Buried Alive
For just a moment, as we lower your pine box into the wet earth, I’m convinced we’re burying you alive.
You’d laugh at me, standing here all damp and matted and wrinkled in my fancy suit as we place you in the ground, in amongst the tangled roots and skipping stones and fishing worms. You’d laugh at the city boy, come back home like the prodigal son himself, clutching a leather wallet crammed with cash and empty plastic sleeves where family photos are supposed to go.
The first shovelful hits the lid with that lifeless ‘thud’ you only hear when dirt strikes a coffin, and I’m once again convinced we’re burying you alive. The math of it perplexes me, sends me dizzy like when we used to swing round and round and round in the old tire by the barn. If you’re not dead, you’re alive, alive in the box, alive in the box that we’re burying. And you’re not dead, because I see you now, see you standing there between the maple trees with all the golden light of summer in your hair and face and eyes, and yet I know you’re also in the box, the box that tamp, tamp, tamp is now covered with dirt and at rest here in the woods behind your parents’ house.
The paradox buzzes my head like a mosquito as I crawl down your parent’s dirt driveway, tree branches slapping at the hood of my car. If you’re alive because you can’t be dead, then you’re alive in a box in the ground. Which means you’re dead.

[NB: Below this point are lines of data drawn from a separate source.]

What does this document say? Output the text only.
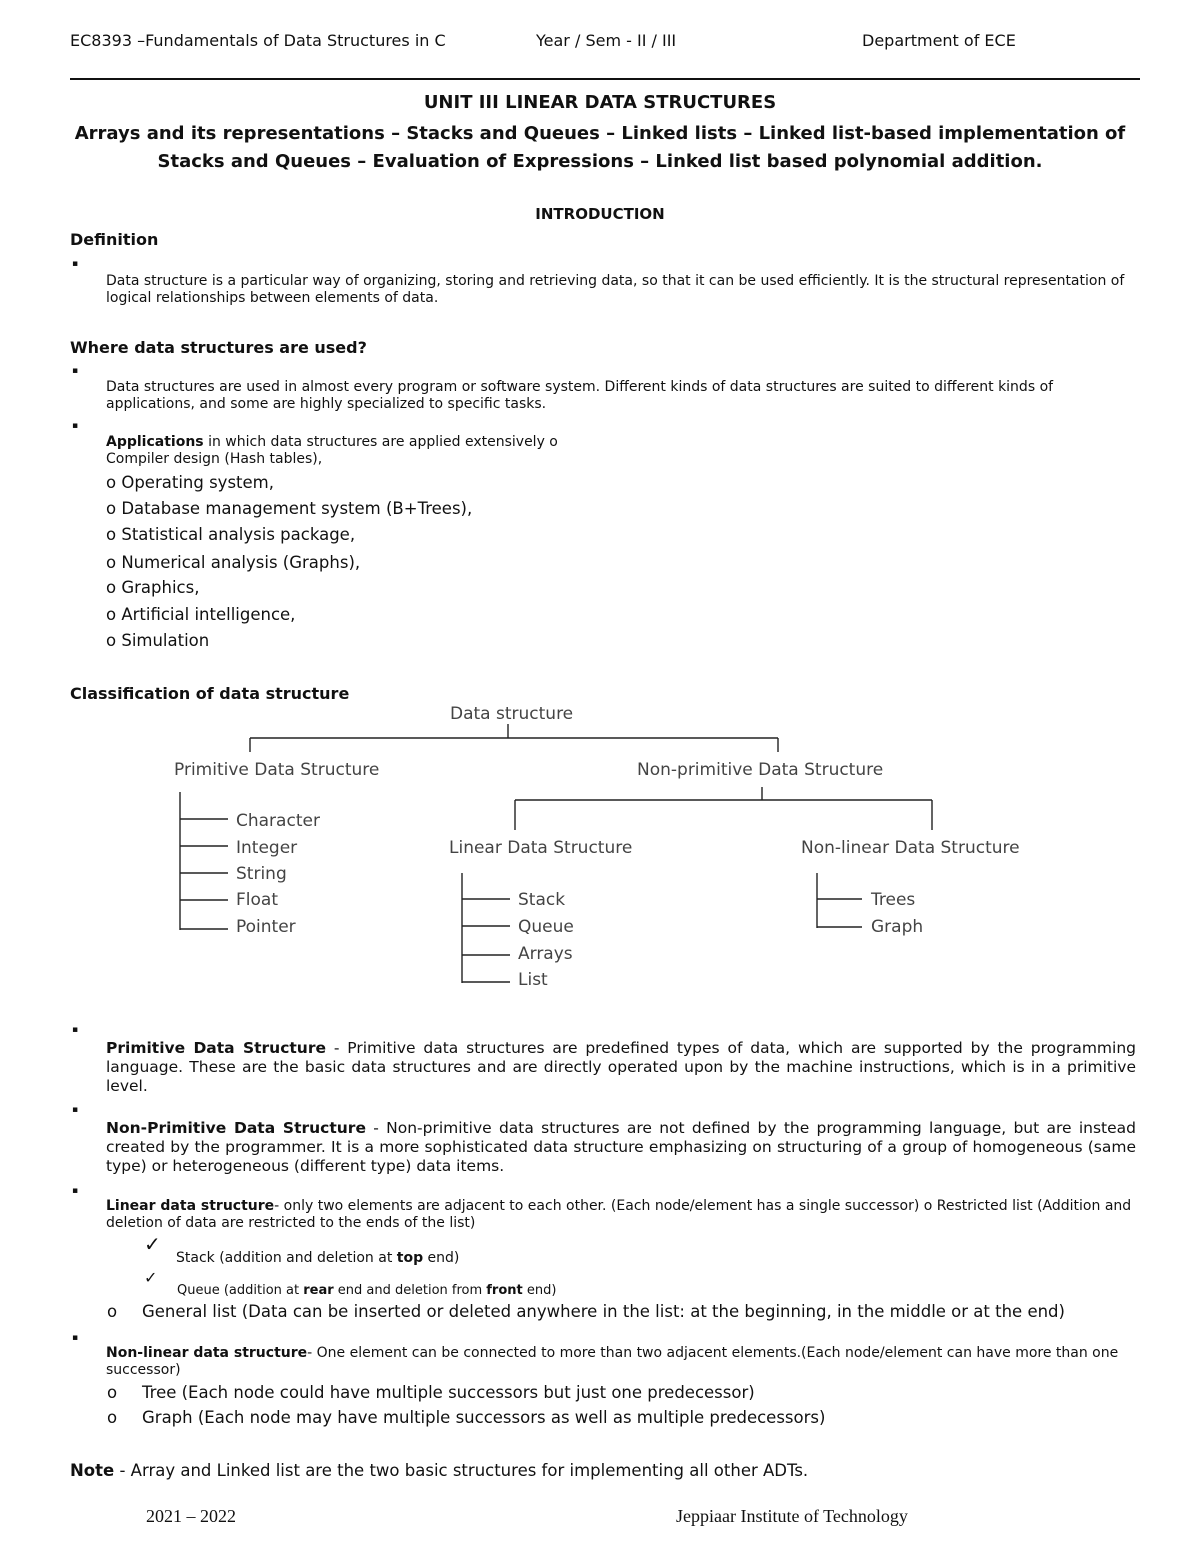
EC8393 –Fundamentals of Data Structures in C	Year / Sem - II / III	Department of ECE
UNIT III LINEAR DATA STRUCTURES
Arrays and its representations – Stacks and Queues – Linked lists – Linked list-based implementation of
Stacks and Queues – Evaluation of Expressions – Linked list based polynomial addition.
INTRODUCTION
Definition
▪
Data structure is a particular way of organizing, storing and retrieving data, so that it can be used efficiently. It is the structural representation of logical relationships between elements of data.
Where data structures are used?
▪
Data structures are used in almost every program or software system. Different kinds of data structures are suited to different kinds of applications, and some are highly specialized to specific tasks.
▪
Applications in which data structures are applied extensively o
Compiler design (Hash tables),
o Operating system,
o Database management system (B+Trees),
o Statistical analysis package,
o Numerical analysis (Graphs),
o Graphics,
o Artificial intelligence,
o Simulation
Classification of data structure
Data structure
Primitive Data Structure	Non-primitive Data Structure
Character
Integer
String
Float
Pointer
Linear Data Structure	Non-linear Data Structure
Stack
Queue
Arrays
List
Trees
Graph
▪
Primitive Data Structure - Primitive data structures are predefined types of data, which are supported by the programming language. These are the basic data structures and are directly operated upon by the machine instructions, which is in a primitive level.
▪
Non-Primitive Data Structure - Non-primitive data structures are not defined by the programming language, but are instead created by the programmer. It is a more sophisticated data structure emphasizing on structuring of a group of homogeneous (same type) or heterogeneous (different type) data items.
▪
Linear data structure- only two elements are adjacent to each other. (Each node/element has a single successor) o Restricted list (Addition and deletion of data are restricted to the ends of the list)
✓
Stack (addition and deletion at top end)
✓
Queue (addition at rear end and deletion from front end)
o General list (Data can be inserted or deleted anywhere in the list: at the beginning, in the middle or at the end)
▪
Non-linear data structure- One element can be connected to more than two adjacent elements.(Each node/element can have more than one successor)
o Tree (Each node could have multiple successors but just one predecessor)
o Graph (Each node may have multiple successors as well as multiple predecessors)
Note - Array and Linked list are the two basic structures for implementing all other ADTs.
2021 – 2022	Jeppiaar Institute of Technology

The driveway ends and I sit with a choice: left to the city, or right to the woods. I turn right and drive, drive, drive, dirt road growing rougher, trees growing thicker, air growing hazier.
And I go back.
Back through overgrown years and mossy days. Back through lazy afternoon sunsets and lemonade on the porch and nights on the dock. Back through yeses that should have been noes, and noes that should have been yeses.
I drive faster and faster going back and back and back until my car disappears and my fancy suit becomes ragged overalls and I’m running, running, running, dirt road hot on my bare feet, fading sunlight warm on my face, and all the crickets in the world singing their evening songs as I find the loose board in the fence bordering Hadley’s field. And I know I’ll find the path we made on the other side, the one lined with white stones from the creek. And I’ll run, run, run, down the path and through the woods, run all night, run until I find that place where all the past and present and future merge together and disappear like early-morning mist.
And there you’ll be, leaning over the bridge railing above Miller’s pond, wrinkling your nose at all the stars in heaven.